Rhinemaidens
The Rhinemaidens are the three water-nymphs who appear in Richard Wagner’s opera cycle Der Ring des Nibelungen. Their individual names are Woglinde, Wellgunde and Flosshilde, although they are generally treated as a single entity and they act together accordingly. They are the first and the last characters seen in the four-opera cycle, appearing both in the opening scene of Das Rheingold, and in the final climactic spectacle of Götterdämmerung.
About Rhinemaidens in brief
The Rhinemaidens are the three water-nymphs who appear in Richard Wagner’s opera cycle Der Ring des Nibelungen. Their individual names are Woglinde, Wellgunde and Flosshilde, although they are generally treated as a single entity and they act together accordingly. They are the first and the last characters seen in the four-opera cycle, appearing both in the opening scene of Das Rheingold, and in the final climactic spectacle of Götterdämmerung. They have been described as morally innocent, yet they display a range of sophisticated emotions, including some that are far from guileless. No indication is given as to how they came into existence, beyond occasional references to an unspecified \”father\”. The various musical themes associated with them are regarded as among the most lyrical in the entire Ring cycle, bringing to it rare instances of comparative relaxation and charm. They do not originate from the Poetic Edda or Prose Edda, the Icelandic sources for most of Norse mythology. Wagner drew widely and loosely from those legends when compiling his Ring narrative, and the probable origin of his Rh Cinemaidens is in the German Nibelundenlied. The key concepts are wholly Wagner’s own invention, and are the elements that initiate and propel the entire drama. The music contains important melodies and phrases which are reprised and developed elsewhere in the operas to characterise other individuals and circumstances, and to relate plot developments to the source of the narrative.

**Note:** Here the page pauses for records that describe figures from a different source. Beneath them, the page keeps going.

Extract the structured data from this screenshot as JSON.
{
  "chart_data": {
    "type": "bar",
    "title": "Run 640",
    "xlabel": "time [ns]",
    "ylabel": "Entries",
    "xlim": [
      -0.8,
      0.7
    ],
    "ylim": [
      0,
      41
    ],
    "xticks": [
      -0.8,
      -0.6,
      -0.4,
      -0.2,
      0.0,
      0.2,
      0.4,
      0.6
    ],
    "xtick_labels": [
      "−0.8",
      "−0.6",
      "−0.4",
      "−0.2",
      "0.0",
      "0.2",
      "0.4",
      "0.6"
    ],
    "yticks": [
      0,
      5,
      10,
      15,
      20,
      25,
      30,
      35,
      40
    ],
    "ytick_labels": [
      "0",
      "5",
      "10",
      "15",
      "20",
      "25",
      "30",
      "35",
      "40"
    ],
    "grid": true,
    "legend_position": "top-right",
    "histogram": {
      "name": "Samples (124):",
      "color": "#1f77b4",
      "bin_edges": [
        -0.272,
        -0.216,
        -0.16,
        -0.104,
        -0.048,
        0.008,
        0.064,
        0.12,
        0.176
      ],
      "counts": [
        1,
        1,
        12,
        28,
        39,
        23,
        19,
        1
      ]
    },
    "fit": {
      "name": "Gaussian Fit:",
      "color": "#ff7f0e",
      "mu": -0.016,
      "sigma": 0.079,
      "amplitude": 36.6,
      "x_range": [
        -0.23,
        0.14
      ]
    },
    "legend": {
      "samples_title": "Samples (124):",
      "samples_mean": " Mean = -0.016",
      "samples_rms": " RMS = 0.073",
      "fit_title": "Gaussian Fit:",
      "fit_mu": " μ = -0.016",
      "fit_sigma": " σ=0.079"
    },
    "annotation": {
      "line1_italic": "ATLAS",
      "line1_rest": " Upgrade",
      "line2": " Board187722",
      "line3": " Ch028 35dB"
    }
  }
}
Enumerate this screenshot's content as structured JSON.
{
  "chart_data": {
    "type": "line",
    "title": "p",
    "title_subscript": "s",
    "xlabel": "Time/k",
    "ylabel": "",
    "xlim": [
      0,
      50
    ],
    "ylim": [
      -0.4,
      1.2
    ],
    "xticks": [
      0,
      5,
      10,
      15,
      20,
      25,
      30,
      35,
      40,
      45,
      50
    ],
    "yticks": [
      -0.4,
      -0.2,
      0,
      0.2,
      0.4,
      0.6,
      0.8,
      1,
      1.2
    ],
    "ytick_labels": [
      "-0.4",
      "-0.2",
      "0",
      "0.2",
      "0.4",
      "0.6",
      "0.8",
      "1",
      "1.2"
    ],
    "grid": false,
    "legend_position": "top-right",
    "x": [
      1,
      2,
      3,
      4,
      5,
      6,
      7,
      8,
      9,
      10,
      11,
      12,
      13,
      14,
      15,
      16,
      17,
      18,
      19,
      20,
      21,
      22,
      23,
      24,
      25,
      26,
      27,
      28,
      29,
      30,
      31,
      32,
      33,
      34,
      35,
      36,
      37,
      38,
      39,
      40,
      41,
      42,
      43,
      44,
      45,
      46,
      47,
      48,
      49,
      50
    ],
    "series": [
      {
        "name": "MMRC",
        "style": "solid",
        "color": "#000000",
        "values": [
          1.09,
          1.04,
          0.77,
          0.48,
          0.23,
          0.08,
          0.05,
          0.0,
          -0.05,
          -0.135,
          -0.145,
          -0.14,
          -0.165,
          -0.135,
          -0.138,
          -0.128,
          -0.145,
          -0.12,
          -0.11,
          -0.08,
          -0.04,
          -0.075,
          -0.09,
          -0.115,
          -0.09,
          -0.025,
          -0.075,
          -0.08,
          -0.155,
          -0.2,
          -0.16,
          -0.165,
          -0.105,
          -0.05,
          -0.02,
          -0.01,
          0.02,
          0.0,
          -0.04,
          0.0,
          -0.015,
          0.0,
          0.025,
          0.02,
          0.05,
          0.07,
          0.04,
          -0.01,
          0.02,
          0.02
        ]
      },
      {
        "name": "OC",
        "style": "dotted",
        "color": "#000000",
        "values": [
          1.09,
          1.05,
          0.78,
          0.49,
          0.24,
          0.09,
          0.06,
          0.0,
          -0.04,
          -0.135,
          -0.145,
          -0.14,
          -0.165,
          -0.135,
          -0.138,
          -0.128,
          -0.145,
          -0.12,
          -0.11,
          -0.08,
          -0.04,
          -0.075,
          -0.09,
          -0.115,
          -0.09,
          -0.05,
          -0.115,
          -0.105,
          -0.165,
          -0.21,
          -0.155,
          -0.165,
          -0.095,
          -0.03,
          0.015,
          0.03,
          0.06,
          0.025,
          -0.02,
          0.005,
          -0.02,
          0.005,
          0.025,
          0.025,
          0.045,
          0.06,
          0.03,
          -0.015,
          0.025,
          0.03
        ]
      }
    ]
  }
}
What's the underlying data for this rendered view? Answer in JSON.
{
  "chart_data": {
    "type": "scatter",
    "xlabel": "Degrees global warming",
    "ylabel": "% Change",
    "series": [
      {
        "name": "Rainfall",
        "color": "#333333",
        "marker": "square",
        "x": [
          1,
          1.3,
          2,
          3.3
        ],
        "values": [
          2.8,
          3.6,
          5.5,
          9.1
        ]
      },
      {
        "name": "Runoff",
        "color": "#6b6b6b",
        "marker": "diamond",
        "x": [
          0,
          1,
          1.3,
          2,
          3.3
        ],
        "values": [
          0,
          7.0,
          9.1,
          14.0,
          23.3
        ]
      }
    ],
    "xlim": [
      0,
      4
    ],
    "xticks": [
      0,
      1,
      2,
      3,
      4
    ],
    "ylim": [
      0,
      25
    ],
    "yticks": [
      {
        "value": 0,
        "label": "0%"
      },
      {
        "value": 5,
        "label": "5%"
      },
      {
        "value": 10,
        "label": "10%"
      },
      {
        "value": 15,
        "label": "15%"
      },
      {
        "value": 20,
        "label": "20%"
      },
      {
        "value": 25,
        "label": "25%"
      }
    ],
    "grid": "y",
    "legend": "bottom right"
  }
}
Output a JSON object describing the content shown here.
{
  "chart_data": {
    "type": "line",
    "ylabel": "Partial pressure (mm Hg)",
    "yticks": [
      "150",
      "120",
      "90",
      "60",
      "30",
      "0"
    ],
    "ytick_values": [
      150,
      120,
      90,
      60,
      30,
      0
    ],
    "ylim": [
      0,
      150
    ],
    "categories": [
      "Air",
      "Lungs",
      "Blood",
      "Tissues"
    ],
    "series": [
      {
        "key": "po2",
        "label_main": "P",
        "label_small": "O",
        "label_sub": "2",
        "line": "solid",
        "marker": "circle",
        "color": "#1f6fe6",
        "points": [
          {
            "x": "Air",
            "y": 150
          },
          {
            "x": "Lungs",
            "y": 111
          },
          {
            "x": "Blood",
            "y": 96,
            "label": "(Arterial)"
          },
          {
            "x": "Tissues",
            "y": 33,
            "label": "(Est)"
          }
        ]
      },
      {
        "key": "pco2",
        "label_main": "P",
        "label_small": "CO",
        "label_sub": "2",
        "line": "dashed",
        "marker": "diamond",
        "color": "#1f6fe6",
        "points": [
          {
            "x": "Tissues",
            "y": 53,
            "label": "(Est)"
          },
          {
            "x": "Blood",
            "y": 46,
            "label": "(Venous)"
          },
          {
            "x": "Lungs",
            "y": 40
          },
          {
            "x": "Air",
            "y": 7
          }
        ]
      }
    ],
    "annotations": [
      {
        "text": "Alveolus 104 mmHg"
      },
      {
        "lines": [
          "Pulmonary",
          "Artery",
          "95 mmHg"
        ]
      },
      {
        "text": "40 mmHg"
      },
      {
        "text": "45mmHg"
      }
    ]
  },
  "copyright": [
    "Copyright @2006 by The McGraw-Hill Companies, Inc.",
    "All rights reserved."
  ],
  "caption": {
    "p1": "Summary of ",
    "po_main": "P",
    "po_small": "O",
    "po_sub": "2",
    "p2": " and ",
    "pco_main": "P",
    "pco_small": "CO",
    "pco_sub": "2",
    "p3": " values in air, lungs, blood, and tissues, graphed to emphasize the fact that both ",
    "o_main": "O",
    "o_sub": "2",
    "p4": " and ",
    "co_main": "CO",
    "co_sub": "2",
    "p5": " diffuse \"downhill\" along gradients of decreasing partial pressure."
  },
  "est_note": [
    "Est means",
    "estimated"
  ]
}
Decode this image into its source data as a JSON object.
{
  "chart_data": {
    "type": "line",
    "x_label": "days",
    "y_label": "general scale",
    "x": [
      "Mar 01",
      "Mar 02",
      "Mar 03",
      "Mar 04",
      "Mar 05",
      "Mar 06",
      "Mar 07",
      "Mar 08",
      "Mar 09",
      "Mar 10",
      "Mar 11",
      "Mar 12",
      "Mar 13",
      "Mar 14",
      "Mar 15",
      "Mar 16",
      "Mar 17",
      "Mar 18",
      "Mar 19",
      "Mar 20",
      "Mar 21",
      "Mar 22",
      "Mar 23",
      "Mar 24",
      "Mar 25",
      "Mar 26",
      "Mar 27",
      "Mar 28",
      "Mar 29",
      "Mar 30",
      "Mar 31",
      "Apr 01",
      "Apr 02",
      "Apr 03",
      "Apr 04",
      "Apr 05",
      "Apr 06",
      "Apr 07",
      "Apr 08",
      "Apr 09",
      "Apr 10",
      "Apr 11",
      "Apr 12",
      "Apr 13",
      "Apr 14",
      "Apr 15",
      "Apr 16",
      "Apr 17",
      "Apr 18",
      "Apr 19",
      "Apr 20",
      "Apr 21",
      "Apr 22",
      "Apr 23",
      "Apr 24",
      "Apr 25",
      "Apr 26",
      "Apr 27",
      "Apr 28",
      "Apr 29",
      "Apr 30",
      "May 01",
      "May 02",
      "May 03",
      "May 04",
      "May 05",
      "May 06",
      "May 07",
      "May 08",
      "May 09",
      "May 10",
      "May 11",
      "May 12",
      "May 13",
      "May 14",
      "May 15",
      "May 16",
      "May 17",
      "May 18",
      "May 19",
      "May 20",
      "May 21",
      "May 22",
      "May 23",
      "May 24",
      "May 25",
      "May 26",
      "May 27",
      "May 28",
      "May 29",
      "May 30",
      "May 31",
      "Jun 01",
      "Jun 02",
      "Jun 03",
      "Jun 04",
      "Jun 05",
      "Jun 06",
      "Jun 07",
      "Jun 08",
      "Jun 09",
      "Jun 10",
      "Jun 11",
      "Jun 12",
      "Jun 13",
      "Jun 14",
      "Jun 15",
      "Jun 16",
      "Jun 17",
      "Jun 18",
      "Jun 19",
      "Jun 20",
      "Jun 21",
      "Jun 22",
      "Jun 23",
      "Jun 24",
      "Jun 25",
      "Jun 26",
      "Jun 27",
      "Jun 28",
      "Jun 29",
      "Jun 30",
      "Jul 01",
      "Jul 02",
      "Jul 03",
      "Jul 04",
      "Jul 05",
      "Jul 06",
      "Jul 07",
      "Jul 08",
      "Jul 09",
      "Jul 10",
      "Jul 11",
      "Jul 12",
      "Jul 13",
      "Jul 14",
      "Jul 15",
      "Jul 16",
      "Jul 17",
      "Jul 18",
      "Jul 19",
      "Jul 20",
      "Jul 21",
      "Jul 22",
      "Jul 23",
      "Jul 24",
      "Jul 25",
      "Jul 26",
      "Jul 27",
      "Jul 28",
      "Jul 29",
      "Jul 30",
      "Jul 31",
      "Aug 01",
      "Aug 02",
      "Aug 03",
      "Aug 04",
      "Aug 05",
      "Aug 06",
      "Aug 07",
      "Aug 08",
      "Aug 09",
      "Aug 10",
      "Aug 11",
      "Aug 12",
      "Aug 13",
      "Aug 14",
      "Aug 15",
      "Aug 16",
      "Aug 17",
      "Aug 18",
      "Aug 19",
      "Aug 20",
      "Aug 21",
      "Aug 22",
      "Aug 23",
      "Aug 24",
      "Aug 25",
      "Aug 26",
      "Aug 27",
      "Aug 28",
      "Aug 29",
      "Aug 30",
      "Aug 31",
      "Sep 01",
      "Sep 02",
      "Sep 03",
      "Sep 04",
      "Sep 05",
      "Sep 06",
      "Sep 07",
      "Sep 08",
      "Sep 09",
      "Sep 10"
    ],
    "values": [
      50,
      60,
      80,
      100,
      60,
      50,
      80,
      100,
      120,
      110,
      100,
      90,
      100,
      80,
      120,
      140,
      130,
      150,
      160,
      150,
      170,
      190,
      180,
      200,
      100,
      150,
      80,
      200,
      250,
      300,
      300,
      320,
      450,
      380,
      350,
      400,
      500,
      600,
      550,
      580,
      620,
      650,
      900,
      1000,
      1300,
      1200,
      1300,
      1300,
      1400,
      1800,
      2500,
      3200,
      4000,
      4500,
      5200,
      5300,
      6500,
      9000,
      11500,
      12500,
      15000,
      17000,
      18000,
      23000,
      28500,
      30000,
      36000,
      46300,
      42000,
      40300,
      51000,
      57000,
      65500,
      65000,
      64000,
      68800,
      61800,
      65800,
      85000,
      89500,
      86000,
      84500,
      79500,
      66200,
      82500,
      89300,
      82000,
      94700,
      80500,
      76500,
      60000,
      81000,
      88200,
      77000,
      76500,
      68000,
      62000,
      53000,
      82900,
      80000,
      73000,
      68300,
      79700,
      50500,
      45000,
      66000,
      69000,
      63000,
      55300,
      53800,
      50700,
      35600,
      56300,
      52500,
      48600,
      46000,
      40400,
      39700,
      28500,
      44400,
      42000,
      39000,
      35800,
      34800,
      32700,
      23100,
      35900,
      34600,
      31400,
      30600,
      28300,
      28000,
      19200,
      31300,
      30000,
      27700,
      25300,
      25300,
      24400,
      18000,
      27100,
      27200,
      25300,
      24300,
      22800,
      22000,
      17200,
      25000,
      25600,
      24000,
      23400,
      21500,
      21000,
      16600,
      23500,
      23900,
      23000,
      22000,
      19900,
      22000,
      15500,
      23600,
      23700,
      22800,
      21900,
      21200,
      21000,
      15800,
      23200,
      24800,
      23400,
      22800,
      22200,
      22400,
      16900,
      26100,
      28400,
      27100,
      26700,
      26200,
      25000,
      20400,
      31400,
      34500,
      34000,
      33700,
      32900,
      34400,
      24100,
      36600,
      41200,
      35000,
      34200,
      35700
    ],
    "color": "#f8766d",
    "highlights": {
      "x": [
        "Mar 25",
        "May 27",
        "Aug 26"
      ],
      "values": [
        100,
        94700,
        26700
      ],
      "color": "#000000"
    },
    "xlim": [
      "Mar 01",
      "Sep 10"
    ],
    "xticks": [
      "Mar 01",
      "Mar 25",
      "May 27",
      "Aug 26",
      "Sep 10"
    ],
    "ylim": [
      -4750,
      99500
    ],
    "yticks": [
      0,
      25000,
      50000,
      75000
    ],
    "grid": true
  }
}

It is reported that Wagner played the Rhinem Maidens’ lament at the piano, on the night before he died in Venice, in 1883. In one part of the Nibelunkenlied narrative Hagen and Gunther encounter certain mermaids or water sprites bathing themselves in the waters of the Danube. According to Þiðrekssaga, it occurred in the confluence of theDanube and the Rhine. This story, itself unrelated to the Ring drama, is echoed by Wagner both in the opening Das R heingold scene and the first scene in Act III of Götter dämmersung. The placement of this scene has several possibilities, but according to þiðsaga it may be Möhringen an der Donau, although Großmehring which is much further east has also been suggested. In the early libretto of Siegfried’s Death, Wagner introduced three unnamed water-maids, and locating them in theRhine, where they warn Siegfried of his impending death. As Wagner continued working on his reverse chronology, he arrived at what he determined to be the Rhich’s theft of the gold. Believing that a simple abduction of the unguarded gold would lack force of force, Wagner made the Rhines the guardians of and he introduced the condition of the love of Bronnlnln. The Rhine River-based German legend of the Rhvelorni, Lorelei becomes a siren who drowns herself in the river.